Consistent Shape Maps via Semidefinite Programming

Recent advances in shape matching have shown that jointly optimizing the maps among the shapes in a collection can lead to significant improvements when compared to estimating maps between pairs of shapes in isolation. These methods typically invoke a cycle-consistency criterion the fact that compositions of maps along a cycle of shapes should approximate the identity map. This condition regularizes the network and allows for the correction of errors and imperfections in individual maps. In particular, it encourages the estimation of maps between dissimilar shapes by compositions of maps along a path of more similar shapes. In this paper, we introduce a novel approach for obtaining consistent shape maps in a collection that formulates the cycle-consistency constraint as the solution to a semidefinite program (SDP). The proposed approach is based on the observation that, if the ground truth maps between the shapes are cycle-consistent, then the matrix that stores all pair-wise maps in blocks is low-rank and positive semidefinite. Motivated by recent advances in techniques for low-rank matrix recovery via semidefinite programming, we formulate the problem of estimating cycle-consistent maps as finding the closest positive semidefinite matrix to an input matrix that stores all the initial maps.

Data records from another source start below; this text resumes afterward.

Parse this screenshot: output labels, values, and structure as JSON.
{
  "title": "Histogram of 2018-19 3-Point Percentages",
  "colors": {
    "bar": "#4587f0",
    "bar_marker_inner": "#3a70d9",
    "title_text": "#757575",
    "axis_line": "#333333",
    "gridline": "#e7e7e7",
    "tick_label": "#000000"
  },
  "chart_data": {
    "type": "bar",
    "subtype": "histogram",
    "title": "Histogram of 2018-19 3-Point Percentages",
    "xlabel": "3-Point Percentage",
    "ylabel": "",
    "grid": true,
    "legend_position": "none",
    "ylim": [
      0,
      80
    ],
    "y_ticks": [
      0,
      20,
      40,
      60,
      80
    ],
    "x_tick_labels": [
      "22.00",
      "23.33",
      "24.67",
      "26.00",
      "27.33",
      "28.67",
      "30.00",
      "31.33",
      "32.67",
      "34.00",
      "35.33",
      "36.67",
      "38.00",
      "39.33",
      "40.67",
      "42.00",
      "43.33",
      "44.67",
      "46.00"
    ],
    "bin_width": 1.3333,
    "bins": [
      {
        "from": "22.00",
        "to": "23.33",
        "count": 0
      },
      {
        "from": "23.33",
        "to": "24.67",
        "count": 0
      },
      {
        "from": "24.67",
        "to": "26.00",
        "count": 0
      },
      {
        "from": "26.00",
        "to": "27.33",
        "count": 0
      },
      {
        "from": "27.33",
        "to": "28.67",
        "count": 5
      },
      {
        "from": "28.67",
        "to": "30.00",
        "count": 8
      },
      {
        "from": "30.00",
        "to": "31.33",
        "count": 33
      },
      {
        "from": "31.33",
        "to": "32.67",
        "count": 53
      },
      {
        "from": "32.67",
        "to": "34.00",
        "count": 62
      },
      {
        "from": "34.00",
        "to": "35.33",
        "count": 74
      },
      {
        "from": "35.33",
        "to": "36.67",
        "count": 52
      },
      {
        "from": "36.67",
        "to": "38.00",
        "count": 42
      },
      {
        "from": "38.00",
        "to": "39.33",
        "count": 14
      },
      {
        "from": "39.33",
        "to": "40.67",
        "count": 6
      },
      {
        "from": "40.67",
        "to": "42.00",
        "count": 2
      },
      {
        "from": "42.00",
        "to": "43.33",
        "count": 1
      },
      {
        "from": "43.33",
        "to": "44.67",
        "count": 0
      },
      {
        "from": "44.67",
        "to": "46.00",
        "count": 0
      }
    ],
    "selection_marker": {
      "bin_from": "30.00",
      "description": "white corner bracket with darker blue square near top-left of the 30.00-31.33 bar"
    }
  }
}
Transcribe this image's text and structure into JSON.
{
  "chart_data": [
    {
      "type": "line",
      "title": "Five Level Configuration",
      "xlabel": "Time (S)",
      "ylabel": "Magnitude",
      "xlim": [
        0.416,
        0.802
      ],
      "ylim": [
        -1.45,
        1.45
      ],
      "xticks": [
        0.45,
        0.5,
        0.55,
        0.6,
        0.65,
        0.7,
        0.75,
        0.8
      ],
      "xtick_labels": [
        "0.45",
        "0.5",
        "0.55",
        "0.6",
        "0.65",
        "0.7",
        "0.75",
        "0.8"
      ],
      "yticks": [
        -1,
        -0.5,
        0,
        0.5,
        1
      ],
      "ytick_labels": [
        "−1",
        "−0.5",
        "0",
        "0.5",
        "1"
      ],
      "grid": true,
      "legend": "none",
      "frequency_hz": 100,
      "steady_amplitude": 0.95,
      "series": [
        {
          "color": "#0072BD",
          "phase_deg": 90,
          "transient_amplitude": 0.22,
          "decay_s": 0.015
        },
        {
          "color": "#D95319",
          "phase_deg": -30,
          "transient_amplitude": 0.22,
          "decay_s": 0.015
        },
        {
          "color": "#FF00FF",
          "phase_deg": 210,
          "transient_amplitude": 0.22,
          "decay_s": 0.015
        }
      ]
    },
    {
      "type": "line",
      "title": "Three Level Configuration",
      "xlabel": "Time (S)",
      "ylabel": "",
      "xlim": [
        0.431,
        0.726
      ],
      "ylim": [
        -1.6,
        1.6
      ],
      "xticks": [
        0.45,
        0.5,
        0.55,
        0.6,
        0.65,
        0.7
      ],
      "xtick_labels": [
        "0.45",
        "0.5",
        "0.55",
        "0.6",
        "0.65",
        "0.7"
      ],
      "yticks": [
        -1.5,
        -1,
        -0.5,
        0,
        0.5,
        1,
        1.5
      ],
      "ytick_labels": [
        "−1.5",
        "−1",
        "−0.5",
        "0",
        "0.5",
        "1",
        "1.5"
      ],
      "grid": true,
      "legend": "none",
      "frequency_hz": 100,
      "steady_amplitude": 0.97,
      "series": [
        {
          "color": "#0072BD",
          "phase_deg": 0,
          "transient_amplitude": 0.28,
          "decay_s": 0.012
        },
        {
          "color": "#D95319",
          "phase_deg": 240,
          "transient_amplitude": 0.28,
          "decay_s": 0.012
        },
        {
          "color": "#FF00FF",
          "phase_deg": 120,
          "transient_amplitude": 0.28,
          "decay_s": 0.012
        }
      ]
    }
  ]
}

By analyzing the Karush-Kuhn-Tucker (KKT) optimality condition of this program, we derive theoretical guarantees for the proposed algorithm, ensuring the correctness of the recovery when the errors in the inputs maps do not exceed certain thresholds. Besides this theoretical guarantee, experimental results on benchmark datasets show that the proposed approach outperforms state-of-the-art multiple shape matching methods.